Outshine Smoothie Cubes were launched this month in three fruity formulations. Varieties include banana, pineapple, papaya, date paste and beet juice with chia and B vitamins and Gut Supporter with strawberry, banana, coconut cream, carrot juice, date paste, beet juice, chia seeds. and fiber. A third option, Glow To, is made with Vital Proteins collagen peptides and contains banana, pineapple, mango, date paste, spinach, kale, kiwi, cucumber and chia seeds.
Users combine pre-blended fruit blends with liquid, let sit for 15 minutes, then shake for a mess-free smoothie experience.
The concept was created by Kelain Cleary, a member of Nestle’s contract manufacturing team. Originally called Blenderful Smoothie Cubes, the idea was to create a convenient and cost-effective way to start the day healthy.
“He pitched the idea to our executive team, and then we had a bunch of chefs develop the product,” said Doug Munk, senior director of New Business Ventures for Nestle. “Within six months of being greenlit, we went to 20 stores in northern California to test it.

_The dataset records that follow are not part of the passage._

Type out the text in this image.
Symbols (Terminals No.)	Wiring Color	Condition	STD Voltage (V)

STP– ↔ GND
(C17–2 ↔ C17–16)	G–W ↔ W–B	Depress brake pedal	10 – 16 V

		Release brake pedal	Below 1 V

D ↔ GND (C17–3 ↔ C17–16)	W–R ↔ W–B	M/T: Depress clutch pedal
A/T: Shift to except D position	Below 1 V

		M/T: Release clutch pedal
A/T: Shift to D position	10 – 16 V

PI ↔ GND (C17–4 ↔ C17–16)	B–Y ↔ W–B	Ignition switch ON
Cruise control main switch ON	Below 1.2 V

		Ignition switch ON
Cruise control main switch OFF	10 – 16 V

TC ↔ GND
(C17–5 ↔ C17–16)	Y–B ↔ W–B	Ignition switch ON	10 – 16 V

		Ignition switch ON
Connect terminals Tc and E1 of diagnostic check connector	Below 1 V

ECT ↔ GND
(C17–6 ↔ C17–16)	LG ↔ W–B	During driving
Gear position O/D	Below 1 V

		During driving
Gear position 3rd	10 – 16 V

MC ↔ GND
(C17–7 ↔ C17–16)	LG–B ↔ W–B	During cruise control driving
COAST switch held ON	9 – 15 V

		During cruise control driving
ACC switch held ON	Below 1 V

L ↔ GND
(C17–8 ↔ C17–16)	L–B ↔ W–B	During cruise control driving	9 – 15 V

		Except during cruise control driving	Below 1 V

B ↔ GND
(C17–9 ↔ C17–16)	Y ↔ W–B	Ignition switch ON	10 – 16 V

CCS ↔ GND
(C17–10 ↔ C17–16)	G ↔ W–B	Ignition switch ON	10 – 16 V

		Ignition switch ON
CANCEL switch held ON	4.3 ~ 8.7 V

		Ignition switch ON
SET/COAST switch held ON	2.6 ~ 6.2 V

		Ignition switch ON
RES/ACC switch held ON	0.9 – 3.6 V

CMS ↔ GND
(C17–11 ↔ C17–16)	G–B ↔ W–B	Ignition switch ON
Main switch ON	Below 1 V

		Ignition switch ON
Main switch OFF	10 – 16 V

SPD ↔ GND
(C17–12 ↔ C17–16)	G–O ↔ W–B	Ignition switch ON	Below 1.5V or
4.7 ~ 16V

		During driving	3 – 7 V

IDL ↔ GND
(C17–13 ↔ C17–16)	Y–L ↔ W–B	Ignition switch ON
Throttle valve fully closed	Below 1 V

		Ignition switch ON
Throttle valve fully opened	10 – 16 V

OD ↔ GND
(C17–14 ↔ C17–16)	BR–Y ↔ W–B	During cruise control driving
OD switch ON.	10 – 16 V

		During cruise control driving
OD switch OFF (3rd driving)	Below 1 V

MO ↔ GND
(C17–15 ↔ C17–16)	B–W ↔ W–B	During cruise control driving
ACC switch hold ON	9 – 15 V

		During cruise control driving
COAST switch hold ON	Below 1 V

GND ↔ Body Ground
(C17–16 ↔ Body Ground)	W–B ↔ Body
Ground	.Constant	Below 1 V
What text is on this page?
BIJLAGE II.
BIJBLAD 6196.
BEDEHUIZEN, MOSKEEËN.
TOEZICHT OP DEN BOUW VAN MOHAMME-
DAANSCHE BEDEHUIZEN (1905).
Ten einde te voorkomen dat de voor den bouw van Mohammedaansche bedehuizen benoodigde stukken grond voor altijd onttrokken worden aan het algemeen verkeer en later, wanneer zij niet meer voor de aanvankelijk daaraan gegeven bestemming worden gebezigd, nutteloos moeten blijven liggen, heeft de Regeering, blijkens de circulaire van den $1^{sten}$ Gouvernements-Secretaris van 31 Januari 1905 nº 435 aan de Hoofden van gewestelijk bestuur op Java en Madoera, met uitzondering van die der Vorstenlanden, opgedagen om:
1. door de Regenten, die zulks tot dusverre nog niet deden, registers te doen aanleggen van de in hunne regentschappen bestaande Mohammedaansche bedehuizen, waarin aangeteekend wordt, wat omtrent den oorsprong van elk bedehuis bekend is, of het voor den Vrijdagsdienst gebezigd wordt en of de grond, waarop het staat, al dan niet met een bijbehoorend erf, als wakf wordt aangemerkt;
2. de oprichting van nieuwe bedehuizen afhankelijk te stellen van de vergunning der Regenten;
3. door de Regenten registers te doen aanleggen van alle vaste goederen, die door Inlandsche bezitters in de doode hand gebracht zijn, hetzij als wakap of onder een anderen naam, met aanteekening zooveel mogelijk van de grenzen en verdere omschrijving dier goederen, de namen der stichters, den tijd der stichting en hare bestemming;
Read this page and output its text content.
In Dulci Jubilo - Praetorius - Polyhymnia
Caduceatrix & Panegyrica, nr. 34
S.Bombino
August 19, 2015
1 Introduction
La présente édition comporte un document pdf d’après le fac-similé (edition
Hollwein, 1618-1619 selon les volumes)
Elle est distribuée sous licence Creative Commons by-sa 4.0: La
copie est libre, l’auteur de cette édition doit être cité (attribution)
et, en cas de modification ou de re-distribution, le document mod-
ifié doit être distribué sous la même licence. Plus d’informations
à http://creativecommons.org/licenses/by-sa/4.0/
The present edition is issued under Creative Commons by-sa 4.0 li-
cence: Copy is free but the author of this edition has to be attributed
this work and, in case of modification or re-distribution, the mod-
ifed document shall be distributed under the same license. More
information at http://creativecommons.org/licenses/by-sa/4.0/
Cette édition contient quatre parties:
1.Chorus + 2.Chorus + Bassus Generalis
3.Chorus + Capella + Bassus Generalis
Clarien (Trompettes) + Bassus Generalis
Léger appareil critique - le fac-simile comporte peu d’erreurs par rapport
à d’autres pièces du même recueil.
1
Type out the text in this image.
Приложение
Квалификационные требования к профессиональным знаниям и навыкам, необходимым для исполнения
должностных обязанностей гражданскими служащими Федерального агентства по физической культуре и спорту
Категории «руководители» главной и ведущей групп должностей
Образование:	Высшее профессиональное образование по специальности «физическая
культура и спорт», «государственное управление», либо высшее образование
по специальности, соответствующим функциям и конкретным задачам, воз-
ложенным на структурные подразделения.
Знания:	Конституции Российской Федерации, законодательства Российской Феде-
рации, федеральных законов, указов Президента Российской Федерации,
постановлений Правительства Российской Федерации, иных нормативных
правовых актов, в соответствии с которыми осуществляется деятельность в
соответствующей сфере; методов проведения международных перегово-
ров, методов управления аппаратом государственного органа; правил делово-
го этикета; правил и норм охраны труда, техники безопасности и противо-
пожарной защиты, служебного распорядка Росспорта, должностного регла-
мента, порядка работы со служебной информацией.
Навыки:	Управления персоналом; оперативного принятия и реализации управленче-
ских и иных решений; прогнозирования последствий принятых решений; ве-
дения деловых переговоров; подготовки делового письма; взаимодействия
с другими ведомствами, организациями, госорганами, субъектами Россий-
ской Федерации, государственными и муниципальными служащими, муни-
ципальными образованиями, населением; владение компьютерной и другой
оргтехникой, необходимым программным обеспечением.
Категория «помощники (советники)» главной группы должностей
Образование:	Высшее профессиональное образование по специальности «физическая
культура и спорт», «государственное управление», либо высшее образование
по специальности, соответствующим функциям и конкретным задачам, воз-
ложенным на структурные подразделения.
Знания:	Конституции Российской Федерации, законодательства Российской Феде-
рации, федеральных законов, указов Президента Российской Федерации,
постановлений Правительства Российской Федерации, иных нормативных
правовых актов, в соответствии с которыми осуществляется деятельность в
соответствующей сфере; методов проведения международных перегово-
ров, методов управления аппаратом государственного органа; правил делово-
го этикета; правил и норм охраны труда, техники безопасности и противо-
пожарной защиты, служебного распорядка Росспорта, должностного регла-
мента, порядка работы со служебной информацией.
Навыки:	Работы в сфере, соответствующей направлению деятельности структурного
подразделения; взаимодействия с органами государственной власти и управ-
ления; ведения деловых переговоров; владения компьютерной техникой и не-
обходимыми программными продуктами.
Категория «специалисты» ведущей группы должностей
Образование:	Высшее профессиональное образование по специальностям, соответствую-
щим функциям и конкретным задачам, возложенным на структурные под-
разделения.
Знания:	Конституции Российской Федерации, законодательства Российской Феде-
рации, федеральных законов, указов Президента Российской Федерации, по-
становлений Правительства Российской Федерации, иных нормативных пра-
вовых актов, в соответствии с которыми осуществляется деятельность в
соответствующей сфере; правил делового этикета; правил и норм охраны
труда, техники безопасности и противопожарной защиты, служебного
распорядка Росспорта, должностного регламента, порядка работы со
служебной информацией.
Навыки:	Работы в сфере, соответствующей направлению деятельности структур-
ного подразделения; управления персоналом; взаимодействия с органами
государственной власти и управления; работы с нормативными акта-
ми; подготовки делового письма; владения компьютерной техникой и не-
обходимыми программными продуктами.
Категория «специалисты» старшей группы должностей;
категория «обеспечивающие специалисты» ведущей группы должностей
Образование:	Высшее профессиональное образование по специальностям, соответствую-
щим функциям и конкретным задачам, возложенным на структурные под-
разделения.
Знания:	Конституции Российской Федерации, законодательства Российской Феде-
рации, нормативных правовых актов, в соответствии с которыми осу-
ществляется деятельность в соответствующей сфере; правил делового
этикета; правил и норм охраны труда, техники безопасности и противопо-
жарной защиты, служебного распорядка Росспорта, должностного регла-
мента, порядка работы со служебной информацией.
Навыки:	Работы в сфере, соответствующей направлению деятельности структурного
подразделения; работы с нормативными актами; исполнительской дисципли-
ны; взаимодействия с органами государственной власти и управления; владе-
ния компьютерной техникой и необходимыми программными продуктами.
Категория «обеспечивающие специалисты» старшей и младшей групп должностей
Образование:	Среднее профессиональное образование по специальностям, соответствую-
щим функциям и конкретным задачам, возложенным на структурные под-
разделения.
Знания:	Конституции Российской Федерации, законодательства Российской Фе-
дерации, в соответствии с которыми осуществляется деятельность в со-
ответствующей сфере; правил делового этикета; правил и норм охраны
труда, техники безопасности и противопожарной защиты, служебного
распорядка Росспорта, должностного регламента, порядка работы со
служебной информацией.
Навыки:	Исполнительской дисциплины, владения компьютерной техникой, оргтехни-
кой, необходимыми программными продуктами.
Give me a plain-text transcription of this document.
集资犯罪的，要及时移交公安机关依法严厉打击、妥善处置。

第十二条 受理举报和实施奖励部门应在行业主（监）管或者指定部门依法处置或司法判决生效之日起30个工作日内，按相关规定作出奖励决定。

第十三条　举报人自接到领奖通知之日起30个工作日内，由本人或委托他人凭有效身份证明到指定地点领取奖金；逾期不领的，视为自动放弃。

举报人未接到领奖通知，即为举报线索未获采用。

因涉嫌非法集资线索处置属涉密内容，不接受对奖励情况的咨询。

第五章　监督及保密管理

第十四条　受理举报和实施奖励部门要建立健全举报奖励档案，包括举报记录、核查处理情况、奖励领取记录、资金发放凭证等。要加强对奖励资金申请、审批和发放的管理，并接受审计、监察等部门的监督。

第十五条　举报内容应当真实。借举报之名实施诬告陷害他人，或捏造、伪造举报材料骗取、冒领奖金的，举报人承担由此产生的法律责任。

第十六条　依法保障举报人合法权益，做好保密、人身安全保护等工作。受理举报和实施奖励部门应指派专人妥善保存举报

We’ve shown through sales and speed that we’re up to something, and because of Nestle’s scale, we’ve realized that Outshine is the perfect brand for the product.”
In September, Nestle added a new raspberry peanut butter flavor to the Rallyes Nut Butter Bombs lineup. The frozen food brand, which offers almond butter and salted cashew butter, launched last year online and in select retailers and will expand nationwide this fall.
Nestle first attempted to enter frozen foods a few years ago with its GoodBe brand of chilled yogurt and granola bars.
“What we hear from consumers is, ‘Yes, we want to shop in the refrigerated section for snacks, but we still want to have fun,'” Mr. Munk said. “It was a perfect execution of the turnaround we needed to make. GoodBe really focused on the good-for-you attributes and relied on probiotics. We saw an opportunity to dive deeper into the indulgence we allowed. This led us to the rallies.”
The key to Nestle’s innovation is testing and learning before making big bets. The company takes a cost-effective approach to launching new products developed through its in-house incubator. As an example, he gathered feedback and came up with the idea for Boosted Brew, a keto-friendly coffee enhancement.
Created by a Nestle employee and keto dieter, the shelf-stable cream is available on Amazon.
“Strengthened brews have great strength, great texture and are on par with what you see in coffee shops in terms of functional benefits,” Mr Munk said. “We’ve tested and learned along the way. We will make it brick and mortar in 2023.”
Nestle’s new Business Ventures will also focus on reshaping core brands to meet consumer needs. The open channel platform has spawned new additions to the Stouffer brand, such as filled Mac & Cheese Bites and Lasagna Bites.
The team also seeks to partner with emerging technology companies to create advanced customer support solutions.
“As we think about driving ideas across the organization, a key focus for us next year is expanding our crowdsourcing efforts for startups,” Mr. Munk said. “We have a new innovative challenge to provide a better experience for customers who want to connect with us.”